Prince Charles’ think-tank, A4S or “The Prince’s Accounting For Sustainability Project”, recently published an insightful new report called “Future Proofed Decision Making” critiquing the state of CSR. A4S found that firms were not “Future Proofing” rapidly enough – that is to say they were not turning CSR into a principal business activity such as finance, accounting, administration and strategic decision-making processes. A4S is interested in encouraging CSR advocates to better communicate with industry about how to understand the environment’s financial value and role in their business operations.
The report surveyed “board members and senior management” and discovered that senior staff could not articulate specific ways in which sustainability was integrated into managerial decision making. This means investment choices, fiscal analysis, expansion decisions, hiring & firing, etc; the mundane but critical decisions that actually run a business were not considered in the context of CSR. The report goes on to express concern that environmental issues continue to be relegated to a marketing or foundation-related CSR division, which is superfluous and tangential to the firm’s core business.
As a CSR advocate, this was troubling to read but also felt completely correct. CSR seems to have plateaued. More firms than ever have sustainability programs and publish assessments of their impact, but still continue to be operationally destructive with no intention of changing the way they do business. Greenwashing and similar discord is an example of a symptom that CSR not being considered as anything more than PR.

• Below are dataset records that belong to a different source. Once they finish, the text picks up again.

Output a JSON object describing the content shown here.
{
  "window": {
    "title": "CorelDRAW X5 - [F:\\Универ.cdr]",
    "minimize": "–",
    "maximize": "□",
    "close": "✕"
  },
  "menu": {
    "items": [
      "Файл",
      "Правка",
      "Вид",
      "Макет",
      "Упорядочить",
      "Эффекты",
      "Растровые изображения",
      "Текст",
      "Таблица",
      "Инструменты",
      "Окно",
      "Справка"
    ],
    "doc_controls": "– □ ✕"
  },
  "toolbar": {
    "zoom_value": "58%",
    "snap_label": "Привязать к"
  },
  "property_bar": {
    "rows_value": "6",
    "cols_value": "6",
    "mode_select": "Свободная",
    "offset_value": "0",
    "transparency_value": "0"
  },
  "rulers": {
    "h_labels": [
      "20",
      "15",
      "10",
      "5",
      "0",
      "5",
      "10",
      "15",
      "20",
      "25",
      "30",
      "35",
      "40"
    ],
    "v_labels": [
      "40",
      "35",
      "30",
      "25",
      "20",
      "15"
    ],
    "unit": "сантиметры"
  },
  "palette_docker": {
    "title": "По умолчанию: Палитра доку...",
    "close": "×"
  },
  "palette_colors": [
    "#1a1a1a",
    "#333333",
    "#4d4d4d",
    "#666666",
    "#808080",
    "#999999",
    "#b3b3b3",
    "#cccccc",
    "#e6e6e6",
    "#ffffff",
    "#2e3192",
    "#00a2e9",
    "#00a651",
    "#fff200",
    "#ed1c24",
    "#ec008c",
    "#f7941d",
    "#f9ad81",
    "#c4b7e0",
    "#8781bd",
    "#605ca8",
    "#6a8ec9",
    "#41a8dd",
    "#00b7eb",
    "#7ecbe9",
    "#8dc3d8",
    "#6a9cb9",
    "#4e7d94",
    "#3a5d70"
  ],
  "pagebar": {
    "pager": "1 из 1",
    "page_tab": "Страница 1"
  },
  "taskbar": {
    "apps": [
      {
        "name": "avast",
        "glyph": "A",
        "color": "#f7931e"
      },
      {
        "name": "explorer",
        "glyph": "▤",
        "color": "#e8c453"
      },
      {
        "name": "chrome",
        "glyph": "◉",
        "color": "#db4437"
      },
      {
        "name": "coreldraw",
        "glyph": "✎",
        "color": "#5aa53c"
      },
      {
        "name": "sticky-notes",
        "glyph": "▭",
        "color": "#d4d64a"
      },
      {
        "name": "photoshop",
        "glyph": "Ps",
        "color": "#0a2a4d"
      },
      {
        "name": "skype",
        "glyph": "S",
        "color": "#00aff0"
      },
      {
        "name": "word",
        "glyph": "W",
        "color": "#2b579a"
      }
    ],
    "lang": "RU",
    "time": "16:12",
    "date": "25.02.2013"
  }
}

How can firms tie corporate responsibility to value throughout divisions? An example the report gives is Puma’s environmental ‘profit and loss’ statement, which analyzed the financial impact of raw materials used in Puma’s supply chain. Annual sustainability reports are a good step towards Puma-style ‘environmental accounting’, but A4S wants firms to translate the contents of CSR reports into a format that is accessible to managers, not just stakeholders. Explaining CSR in “business-friendly” language means using numbers; profit and loss statements are universally understood in business. In this way, financial statements that integrate CSR information may serve as a Rosetta Stone for CSR advocates communicating more successfully with C-level staff and board-members.
I admit that I was skeptical about A4S when I read about its founding a few years ago. However, the Future-Proof report is quite worthwhile, and the rest of its work is also notable. In Future Proof, A4S has succeeded in challenging CSR advocates to present CSR in the form of financial data that is accessible to analysts, CFOs and board members alike—a level of quantitative demand that the NGO based CSR community may have to adapt to.